Jason Bateman follows up his strong directorial debut, Bad Words, with The Family Fang, a loopy tale about a quirky, dysfunctional family that never really finds its way.
The film gets off to a good start, with Bateman playing Baxter Fang, a down-and-out writer trying to put together his next novel but taking odd writing jobs in the meantime. He winds up doing a feature on potato guns, eventually getting shot in the head by one.
Enter Annie Fang (Nicole Kidman), his actress sister, who used to be an indie queen but has reached that stage in her career where taking off her clothes is mandatory. She comes home to assist Baxter, which gets them to ruminating on their childhoods with their crazy parents.
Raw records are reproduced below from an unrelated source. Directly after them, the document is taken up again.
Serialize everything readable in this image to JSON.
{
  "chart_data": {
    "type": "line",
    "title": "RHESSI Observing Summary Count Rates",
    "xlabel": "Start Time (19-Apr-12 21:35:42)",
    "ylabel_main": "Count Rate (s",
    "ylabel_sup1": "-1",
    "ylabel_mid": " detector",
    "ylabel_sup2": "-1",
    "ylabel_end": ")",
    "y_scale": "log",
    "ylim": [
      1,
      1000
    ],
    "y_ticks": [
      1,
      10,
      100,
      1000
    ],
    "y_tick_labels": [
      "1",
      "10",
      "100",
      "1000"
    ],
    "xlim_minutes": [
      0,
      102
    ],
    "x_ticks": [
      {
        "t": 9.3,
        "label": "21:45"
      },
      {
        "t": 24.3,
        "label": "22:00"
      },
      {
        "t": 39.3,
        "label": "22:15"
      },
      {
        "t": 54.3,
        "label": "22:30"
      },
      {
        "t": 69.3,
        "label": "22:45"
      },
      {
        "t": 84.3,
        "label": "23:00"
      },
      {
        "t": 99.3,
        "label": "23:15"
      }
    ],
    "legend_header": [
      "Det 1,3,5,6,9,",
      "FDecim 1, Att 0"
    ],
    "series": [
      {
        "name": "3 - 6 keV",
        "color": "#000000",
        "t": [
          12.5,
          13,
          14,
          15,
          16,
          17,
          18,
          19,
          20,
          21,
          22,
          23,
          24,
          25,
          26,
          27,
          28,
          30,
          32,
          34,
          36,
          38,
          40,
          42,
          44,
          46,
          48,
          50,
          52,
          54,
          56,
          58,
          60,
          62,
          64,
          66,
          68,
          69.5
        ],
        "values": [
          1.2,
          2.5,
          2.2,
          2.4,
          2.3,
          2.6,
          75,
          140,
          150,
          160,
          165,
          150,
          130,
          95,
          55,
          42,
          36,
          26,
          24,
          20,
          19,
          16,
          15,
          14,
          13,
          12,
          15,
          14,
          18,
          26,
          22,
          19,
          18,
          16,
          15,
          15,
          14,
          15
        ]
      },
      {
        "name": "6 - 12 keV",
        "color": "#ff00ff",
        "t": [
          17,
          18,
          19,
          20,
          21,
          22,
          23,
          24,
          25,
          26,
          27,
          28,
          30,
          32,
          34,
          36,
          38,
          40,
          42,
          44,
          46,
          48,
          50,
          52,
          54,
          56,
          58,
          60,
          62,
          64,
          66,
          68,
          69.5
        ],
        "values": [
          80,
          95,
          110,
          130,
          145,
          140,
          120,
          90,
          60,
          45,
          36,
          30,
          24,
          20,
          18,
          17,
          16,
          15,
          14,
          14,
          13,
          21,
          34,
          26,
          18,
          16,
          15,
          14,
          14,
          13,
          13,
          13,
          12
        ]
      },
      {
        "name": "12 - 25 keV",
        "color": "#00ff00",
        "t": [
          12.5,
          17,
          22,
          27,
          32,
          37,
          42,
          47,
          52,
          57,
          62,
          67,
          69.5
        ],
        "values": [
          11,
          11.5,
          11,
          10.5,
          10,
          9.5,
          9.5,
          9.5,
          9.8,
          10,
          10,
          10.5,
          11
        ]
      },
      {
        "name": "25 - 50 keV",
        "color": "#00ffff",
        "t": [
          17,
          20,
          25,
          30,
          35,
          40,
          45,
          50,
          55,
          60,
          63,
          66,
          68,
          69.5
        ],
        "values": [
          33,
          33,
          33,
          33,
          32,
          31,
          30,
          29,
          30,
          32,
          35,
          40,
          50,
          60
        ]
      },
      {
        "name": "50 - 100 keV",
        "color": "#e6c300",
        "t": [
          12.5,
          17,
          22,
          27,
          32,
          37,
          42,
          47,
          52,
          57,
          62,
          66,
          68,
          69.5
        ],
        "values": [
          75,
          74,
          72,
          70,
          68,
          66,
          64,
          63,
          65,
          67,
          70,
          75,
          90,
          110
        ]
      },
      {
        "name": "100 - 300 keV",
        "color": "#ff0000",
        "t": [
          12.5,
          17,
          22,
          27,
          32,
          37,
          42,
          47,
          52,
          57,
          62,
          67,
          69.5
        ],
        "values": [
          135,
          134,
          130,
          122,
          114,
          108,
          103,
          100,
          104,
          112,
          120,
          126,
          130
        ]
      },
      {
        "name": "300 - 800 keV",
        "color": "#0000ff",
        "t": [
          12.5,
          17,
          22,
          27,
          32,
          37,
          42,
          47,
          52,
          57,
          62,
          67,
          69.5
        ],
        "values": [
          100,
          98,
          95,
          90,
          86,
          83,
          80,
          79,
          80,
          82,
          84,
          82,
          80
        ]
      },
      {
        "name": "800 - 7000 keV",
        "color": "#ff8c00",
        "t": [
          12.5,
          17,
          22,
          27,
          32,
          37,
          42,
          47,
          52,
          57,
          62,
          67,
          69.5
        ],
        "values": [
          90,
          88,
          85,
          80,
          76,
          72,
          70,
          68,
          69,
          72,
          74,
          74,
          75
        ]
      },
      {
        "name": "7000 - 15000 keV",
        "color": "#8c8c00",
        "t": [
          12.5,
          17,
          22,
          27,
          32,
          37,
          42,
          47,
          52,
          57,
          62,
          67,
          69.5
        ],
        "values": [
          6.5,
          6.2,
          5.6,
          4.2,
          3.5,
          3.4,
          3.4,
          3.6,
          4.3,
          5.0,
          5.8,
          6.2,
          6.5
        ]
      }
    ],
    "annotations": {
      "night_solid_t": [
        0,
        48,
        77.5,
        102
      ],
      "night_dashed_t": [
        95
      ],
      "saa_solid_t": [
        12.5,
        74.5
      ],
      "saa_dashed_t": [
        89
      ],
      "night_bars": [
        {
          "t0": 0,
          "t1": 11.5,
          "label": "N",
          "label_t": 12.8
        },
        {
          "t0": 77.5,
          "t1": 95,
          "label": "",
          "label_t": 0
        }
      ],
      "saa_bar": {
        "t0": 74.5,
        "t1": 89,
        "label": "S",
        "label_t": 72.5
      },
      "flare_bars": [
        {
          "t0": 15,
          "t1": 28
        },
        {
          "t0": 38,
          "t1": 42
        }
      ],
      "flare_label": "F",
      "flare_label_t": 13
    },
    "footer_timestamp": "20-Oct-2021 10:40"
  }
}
Their parents, Caleb and Camille (played by Christopher Walken and Maryann Plunkett as older people) were infamous pranksters. They would stage bank robberies and other public occurrences, film them, and call it art. This resulted in a rather screwy childhood for Annie and Baxter, with famous parents who got famous by basically being horribly irresponsible.
Oddly enough, the film loses steam when Walken enters the picture. The premise involving his character feels a little too contrived, and it actually puts a strange sort of restriction on the weirdo actor. When Walken is off screen, the movie has a whimsical, funny vibe to it. When Walken is on, despite an okay performance, the film feels phony.
Bateman looks to be an interesting director, but his subject matter doesn’t suit his style this time out. The Family Fang feels uneven, but Bateman and Kidman are good together, and it isn’t a complete waste of time.